Professional liability is unique in that most policies are written on a claims made coverage form. Simply, this means that the policy must be in force when the claim is made. The land surveyor that purchases a policy for the period of time it takes to complete a specific job and then allows it to cancel is not purchasing adequate coverage. Most professional liability lawsuits are filed two to three years after a job is complete; thus, a policy should be in force for at least three years after a job is complete.

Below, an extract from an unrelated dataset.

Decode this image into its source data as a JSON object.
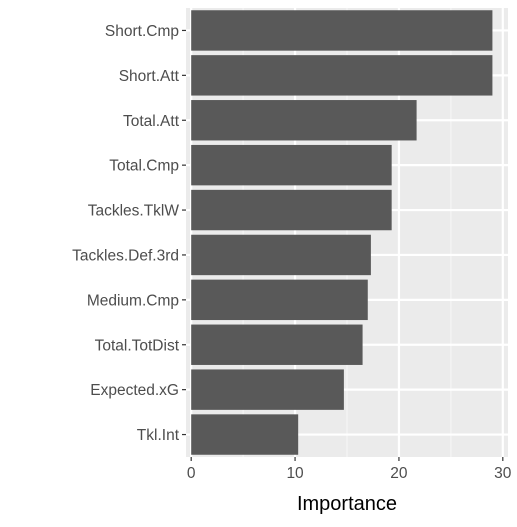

The claims made professional liability policy is further restricted by the retroactive date. The retroactive date is the first date the coverage was written on a continuous, uninterrupted basis. For example, if you purchased a policy from ABC Insurance Company on April 2, 1998, and continued to carry professional liability claims made coverage (whether coverage was provided through ABC Company or another insurer) without a lapse, the retroactive date should remain April 2, 1998. Jobs performed prior to the retroactive date will not be covered.

Many insurers offer Full Prior Acts coverage after three years of continued coverage. Full Prior Acts takes away the retroactive date provision of the policy, covering all work regardless of when it was performed. Since most lawsuits are filed within three years of the job completion, it follows that the insurer has a limited exposure to claims after three years of writing the policy. An insurer specializing in design professionals and land surveyors is more likely to offer the most favorable treatment of the retroactive date. The retroactive date on the insurance policy impacts the premiums paid. If there is a mistake on the retroactive date, correcting that mistake will result in a premium change, too.

In Court

Defense costs including attorney fees, bail bonds and other court costs are typically covered under a professional liability policy, though coverage is different. If you purchase a policy in which defense costs are included within the limit, you are subject to a decreasing limit of liability available to pay claims. The limit of liability will be decreased by the amount paid by the insurance company to defend a claim on your behalf. This can be unsettling when the land surveyor is sued for full policy limits. For example a $1,000,000 limit policy may have a $1,000,000 claim pending against it. On average it takes three years to finalize a lawsuit. An insurance company may pay $200,000 in defense costs over that period, which would be deducted from the limit of liability. This decreases the limit available to pay claims and further defense costs to $800,000. Remember, the insurance company’s obligation to you ceases once the limit of liability is exhausted either by defense costs or payouts to third parties. The insurance company in the example above would only be responsible to defend you up to the $800,000 limit remaining.

Alternatively, defense outside the limit can be more favorable. Some companies may offer defense cost coverage outside the limit up to a certain dollar amount. In other words, the defense costs would carry a separate limit, which would not impact the amount available to pay a claim. Another option (the most favorable treatment) would be defense costs outside the limit of liability. Using the previous example, the $1,000,000 policy with $1,000,000 claim and $200,000 in defense costs accrued, the limit of liability would remain at $1,000,000 to pay a claim to a third party. Regardless of what is paid by the insurer for defense costs, a defense outside the limit provision will not impact the limit of liability available to pay a claim. The Fireman’s Fund program offers this option in its coverage.

Deductibles

Deductibles can apply to defense costs (attorney fees and other court costs). In this case, you will be asked to pay the deductible towards the first dollars of defense in a claim. Some insurance companies will reimburse a portion of your deductible if the claim is settled finding no negligence on your part and when no payment is made to the claimant.

Another option is First Dollar Defense, in which the insurance company pays the first dollars of defense (you would not pay your deductible towards defense costs). If a payment is not made to a third party as a result of a claim against you, then you would not be asked to contribute your deductible at all. This is the most beneficial treatment of the deductible.